Intervention de Christian Bataille

Office parlementaire d'évaluation des choix scientifiques et technologiques — Réunion du 17 novembre 2011 : 1ère réunion
Sécurité nucléaire et avenir de la filière nucléaire

Christian Bataille, député :

Je n'ai pas vocation à répondre à M. Cochet. Je veux simplement relever un aspect sur lequel nous avons travaillé, et sur lequel je veux exprimer mon désaccord avec lui. Je veux parler de son analyse de la politique énergétique allemande. Je vous renvoie au rapport qui fait suite au déplacement que nous avions réalisé avec Marcel Deneux, voilà quelques semaines. Ce rapport montre que la situation allemande n'est en rien comparable à la nôtre. Pourquoi ? Parce que la France est sortie du charbon, alors que l'Allemagne n'est pas prête à sortir du charbon et du CO2. Plus de 40 % de sa production électrique est à base de charbon, pourcentage qui ne va pas diminuer.
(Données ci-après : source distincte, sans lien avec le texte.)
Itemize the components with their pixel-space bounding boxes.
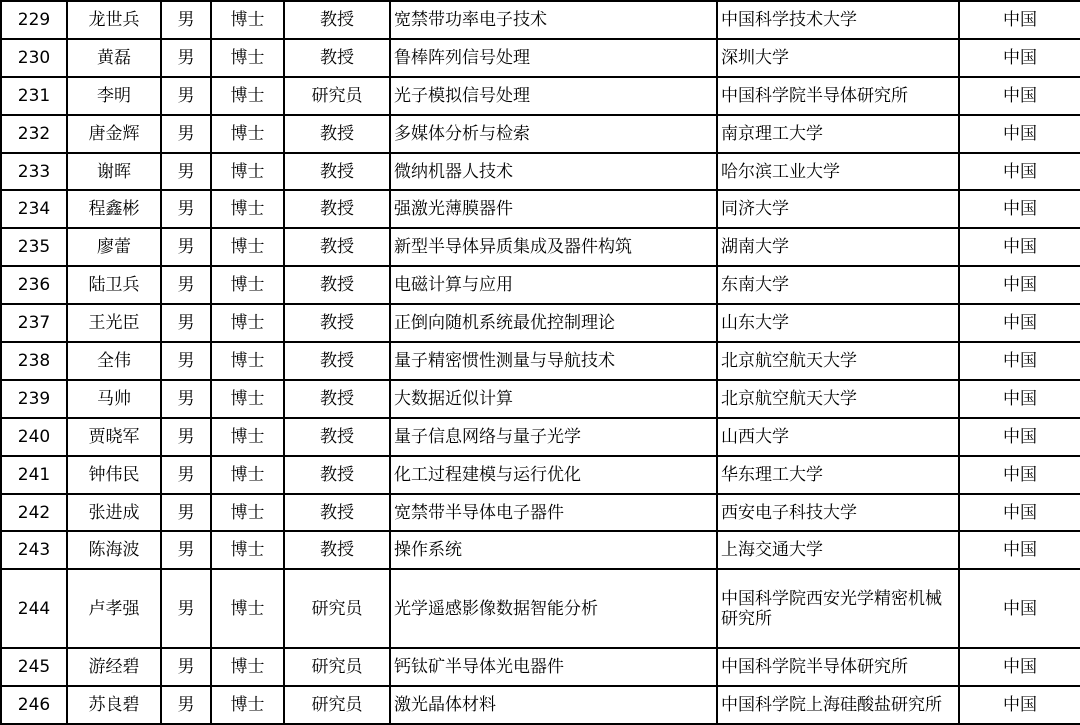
cell-country: 中国 bbox=[959, 494, 1080, 532]
cell-institution: 南京理工大学 bbox=[717, 115, 959, 153]
cell-name: 钟伟民 bbox=[67, 456, 161, 494]
cell-title: 教授 bbox=[284, 153, 390, 191]
cell-name: 贾晓军 bbox=[67, 418, 161, 456]
cell-gender: 男 bbox=[161, 342, 211, 380]
table-row bbox=[1, 1, 1080, 39]
cell-field: 钙钛矿半导体光电器件 bbox=[390, 648, 717, 686]
cell-gender: 男 bbox=[161, 153, 211, 191]
cell-degree: 博士 bbox=[211, 266, 284, 304]
table-row bbox=[1, 380, 1080, 418]
table-row bbox=[1, 190, 1080, 228]
cell-institution: 同济大学 bbox=[717, 190, 959, 228]
cell-number: 243 bbox=[1, 531, 67, 569]
cell-degree: 博士 bbox=[211, 77, 284, 115]
cell-name: 廖蕾 bbox=[67, 228, 161, 266]
cell-title: 教授 bbox=[284, 342, 390, 380]
cell-title: 教授 bbox=[284, 418, 390, 456]
cell-number: 232 bbox=[1, 115, 67, 153]
cell-field: 光子模拟信号处理 bbox=[390, 77, 717, 115]
cell-title: 研究员 bbox=[284, 686, 390, 724]
cell-number: 242 bbox=[1, 494, 67, 532]
cell-institution: 深圳大学 bbox=[717, 39, 959, 77]
cell-title: 教授 bbox=[284, 266, 390, 304]
cell-number: 241 bbox=[1, 456, 67, 494]
cell-title: 教授 bbox=[284, 39, 390, 77]
cell-degree: 博士 bbox=[211, 39, 284, 77]
cell-number: 230 bbox=[1, 39, 67, 77]
table-row bbox=[1, 686, 1080, 724]
cell-country: 中国 bbox=[959, 266, 1080, 304]
cell-field: 化工过程建模与运行优化 bbox=[390, 456, 717, 494]
cell-degree: 博士 bbox=[211, 228, 284, 266]
cell-name: 游经碧 bbox=[67, 648, 161, 686]
cell-gender: 男 bbox=[161, 190, 211, 228]
cell-title: 教授 bbox=[284, 531, 390, 569]
table-row bbox=[1, 153, 1080, 191]
cell-title: 教授 bbox=[284, 190, 390, 228]
table-row bbox=[1, 531, 1080, 569]
cell-degree: 博士 bbox=[211, 115, 284, 153]
cell-country: 中国 bbox=[959, 1, 1080, 39]
cell-field: 电磁计算与应用 bbox=[390, 266, 717, 304]
cell-number: 239 bbox=[1, 380, 67, 418]
cell-gender: 男 bbox=[161, 494, 211, 532]
cell-gender: 男 bbox=[161, 39, 211, 77]
table-body bbox=[1, 1, 1080, 724]
cell-number: 245 bbox=[1, 648, 67, 686]
cell-country: 中国 bbox=[959, 380, 1080, 418]
cell-field: 量子精密惯性测量与导航技术 bbox=[390, 342, 717, 380]
cell-field: 鲁棒阵列信号处理 bbox=[390, 39, 717, 77]
cell-degree: 博士 bbox=[211, 153, 284, 191]
cell-name: 苏良碧 bbox=[67, 686, 161, 724]
cell-country: 中国 bbox=[959, 342, 1080, 380]
cell-institution: 中国科学院半导体研究所 bbox=[717, 648, 959, 686]
cell-name: 全伟 bbox=[67, 342, 161, 380]
cell-gender: 男 bbox=[161, 266, 211, 304]
cell-field: 操作系统 bbox=[390, 531, 717, 569]
cell-country: 中国 bbox=[959, 569, 1080, 648]
cell-degree: 博士 bbox=[211, 342, 284, 380]
cell-gender: 男 bbox=[161, 686, 211, 724]
cell-degree: 博士 bbox=[211, 456, 284, 494]
cell-institution: 上海交通大学 bbox=[717, 531, 959, 569]
table-row bbox=[1, 418, 1080, 456]
cell-name: 陈海波 bbox=[67, 531, 161, 569]
cell-title: 教授 bbox=[284, 1, 390, 39]
cell-title: 研究员 bbox=[284, 77, 390, 115]
cell-institution: 中国科学院上海硅酸盐研究所 bbox=[717, 686, 959, 724]
cell-institution: 中国科学技术大学 bbox=[717, 1, 959, 39]
cell-title: 教授 bbox=[284, 228, 390, 266]
cell-title: 教授 bbox=[284, 494, 390, 532]
cell-degree: 博士 bbox=[211, 569, 284, 648]
cell-country: 中国 bbox=[959, 648, 1080, 686]
cell-title: 教授 bbox=[284, 115, 390, 153]
cell-institution: 山东大学 bbox=[717, 304, 959, 342]
cell-country: 中国 bbox=[959, 115, 1080, 153]
cell-institution: 西安电子科技大学 bbox=[717, 494, 959, 532]
cell-country: 中国 bbox=[959, 304, 1080, 342]
table-row bbox=[1, 569, 1080, 648]
table-row bbox=[1, 115, 1080, 153]
cell-number: 240 bbox=[1, 418, 67, 456]
cell-gender: 男 bbox=[161, 304, 211, 342]
cell-title: 教授 bbox=[284, 456, 390, 494]
table-row bbox=[1, 342, 1080, 380]
cell-degree: 博士 bbox=[211, 494, 284, 532]
cell-degree: 博士 bbox=[211, 531, 284, 569]
table-row bbox=[1, 77, 1080, 115]
cell-name: 谢晖 bbox=[67, 153, 161, 191]
cell-number: 233 bbox=[1, 153, 67, 191]
cell-institution: 中国科学院西安光学精密机械研究所 bbox=[717, 569, 959, 648]
cell-degree: 博士 bbox=[211, 1, 284, 39]
cell-number: 235 bbox=[1, 228, 67, 266]
cell-number: 234 bbox=[1, 190, 67, 228]
cell-institution: 北京航空航天大学 bbox=[717, 342, 959, 380]
cell-gender: 男 bbox=[161, 380, 211, 418]
cell-country: 中国 bbox=[959, 190, 1080, 228]
cell-title: 研究员 bbox=[284, 648, 390, 686]
cell-field: 大数据近似计算 bbox=[390, 380, 717, 418]
cell-country: 中国 bbox=[959, 153, 1080, 191]
cell-field: 多媒体分析与检索 bbox=[390, 115, 717, 153]
cell-gender: 男 bbox=[161, 569, 211, 648]
cell-name: 黄磊 bbox=[67, 39, 161, 77]
cell-number: 237 bbox=[1, 304, 67, 342]
cell-country: 中国 bbox=[959, 39, 1080, 77]
cell-field: 宽禁带半导体电子器件 bbox=[390, 494, 717, 532]
cell-gender: 男 bbox=[161, 531, 211, 569]
cell-field: 微纳机器人技术 bbox=[390, 153, 717, 191]
cell-number: 229 bbox=[1, 1, 67, 39]
cell-gender: 男 bbox=[161, 456, 211, 494]
cell-name: 张进成 bbox=[67, 494, 161, 532]
cell-institution: 中国科学院半导体研究所 bbox=[717, 77, 959, 115]
cell-field: 光学遥感影像数据智能分析 bbox=[390, 569, 717, 648]
cell-institution: 北京航空航天大学 bbox=[717, 380, 959, 418]
cell-field: 正倒向随机系统最优控制理论 bbox=[390, 304, 717, 342]
cell-country: 中国 bbox=[959, 418, 1080, 456]
cell-number: 238 bbox=[1, 342, 67, 380]
cell-gender: 男 bbox=[161, 418, 211, 456]
cell-name: 陆卫兵 bbox=[67, 266, 161, 304]
cell-gender: 男 bbox=[161, 115, 211, 153]
cell-degree: 博士 bbox=[211, 304, 284, 342]
cell-country: 中国 bbox=[959, 456, 1080, 494]
cell-field: 强激光薄膜器件 bbox=[390, 190, 717, 228]
cell-field: 宽禁带功率电子技术 bbox=[390, 1, 717, 39]
cell-country: 中国 bbox=[959, 228, 1080, 266]
cell-name: 马帅 bbox=[67, 380, 161, 418]
cell-number: 231 bbox=[1, 77, 67, 115]
table-row bbox=[1, 456, 1080, 494]
cell-degree: 博士 bbox=[211, 648, 284, 686]
table-row bbox=[1, 648, 1080, 686]
cell-country: 中国 bbox=[959, 531, 1080, 569]
cell-gender: 男 bbox=[161, 1, 211, 39]
cell-institution: 山西大学 bbox=[717, 418, 959, 456]
table-row bbox=[1, 266, 1080, 304]
cell-field: 激光晶体材料 bbox=[390, 686, 717, 724]
table-row bbox=[1, 494, 1080, 532]
cell-degree: 博士 bbox=[211, 686, 284, 724]
table-row bbox=[1, 39, 1080, 77]
cell-institution: 哈尔滨工业大学 bbox=[717, 153, 959, 191]
cell-number: 246 bbox=[1, 686, 67, 724]
cell-country: 中国 bbox=[959, 77, 1080, 115]
cell-number: 244 bbox=[1, 569, 67, 648]
cell-gender: 男 bbox=[161, 648, 211, 686]
cell-name: 龙世兵 bbox=[67, 1, 161, 39]
cell-degree: 博士 bbox=[211, 418, 284, 456]
cell-gender: 男 bbox=[161, 77, 211, 115]
cell-name: 李明 bbox=[67, 77, 161, 115]
cell-name: 卢孝强 bbox=[67, 569, 161, 648]
cell-title: 教授 bbox=[284, 304, 390, 342]
cell-field: 新型半导体异质集成及器件构筑 bbox=[390, 228, 717, 266]
table-row bbox=[1, 228, 1080, 266]
cell-name: 唐金辉 bbox=[67, 115, 161, 153]
cell-title: 教授 bbox=[284, 380, 390, 418]
cell-name: 王光臣 bbox=[67, 304, 161, 342]
cell-field: 量子信息网络与量子光学 bbox=[390, 418, 717, 456]
cell-country: 中国 bbox=[959, 686, 1080, 724]
cell-degree: 博士 bbox=[211, 190, 284, 228]
cell-degree: 博士 bbox=[211, 380, 284, 418]
cell-number: 236 bbox=[1, 266, 67, 304]
cell-title: 研究员 bbox=[284, 569, 390, 648]
cell-institution: 东南大学 bbox=[717, 266, 959, 304]
table-row bbox=[1, 304, 1080, 342]
cell-institution: 华东理工大学 bbox=[717, 456, 959, 494]
cell-institution: 湖南大学 bbox=[717, 228, 959, 266]
cell-gender: 男 bbox=[161, 228, 211, 266]
cell-name: 程鑫彬 bbox=[67, 190, 161, 228]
Plus de la moitié de cette production, de l'ordre de 22 %, est faite à partir de lignite. J'admets que les Allemands ont beaucoup progressé dans la technologie. Cela dit, le lignite reste du charbon, même s'il est désulfuré. Derrière le discours sur les renouvelables en Allemagne, je vois une supercherie autour de la sortie du nucléaire, supercherie qui consiste à maintenir cette grande ressource allemande qu'est le lignite - 350 ans de réserves au rythme d'exploitation actuelle. Les Allemands ont-ils envie de laisser tomber cette richesse ? Je ne le crois pas.

J'ajoute qu'en matière de réacteur nucléaire, Siemens a beaucoup cafouillé et a abandonné cette filière, AREVA ayant été bien meilleure que lui. Siemens se replie désormais sur la technologie de centrales à cycle combiné gaz. Nous avons du reste visité des centrales gaz très performantes. De telles centrales représentent un atout pour l'industrie allemande dans le monde. Telle est la spécialité allemande. Nous avons, nous, les centrales nucléaires, les Allemands ayant échoué en la matière.

Bref, je ne crois pas que la situation allemande soit comparable à la situation française. La France n'a plus aucune ressource énergétique naturelle. Certes, le nucléaire est peut être développé à l'excès dans ce pays. Encore faut-il ajouter que nous ne disposions pas des ressources dont l'Allemagne dispose dans son sous-sol.

Ces discussions sont tout à fait normales dans le cadre du travail parlementaire. Cela dit, notre mission n'est pas un débat parlementaire, mais la préparation d'un rapport. Il est donc logique que nous auditionnions aujourd'hui les grandes industries françaises partenaires, qui représentent une force industrielle dans ce pays. C'est donc tout à fait légitimement qu'elles ont exprimé leur point de vue, et ce, d'une manière très construite, élaborée, avec des données très précieuses, tant de la part du CEA, d'EDF que d'AREVA. Ce sont des industries qui ont un retour d'expérience, la question d'aujourd'hui étant celle de l'avenir de l'énergie nucléaire.

M. Miraucourt a parlé des investissements de remise à niveau du parc. Il y a une dizaine d'années, nous avons, dans le cadre de l'Office, rédigé, avec Claude Birraux, un rapport sur le sujet. A cette époque, la durée théorique affichée par les constructeurs était de trente ans, le rapport faisant état du palier de 40 ans. Toutes les centrales devraient atteindre sans encombre ce palier. Sur ce point, il faut admettre le rôle joué par l'Autorité de sûreté nucléaire (ASN). Certes, les élus ont un point de vue à donner sur l'avenir énergétique de notre pays. Mais à mon sens, l'ASN est le tribunal décisif, qui dira si, au-delà du palier de 40 ans, certaines centrales peuvent aller jusqu'à 50 ans. Les Américains, qui ont démarré leur programme nucléaire beaucoup plus tôt que nous, nous devancent, et l'on peut observer avec intérêt la manière donc certaines de leurs centrales atteignent 50 ans d'âge.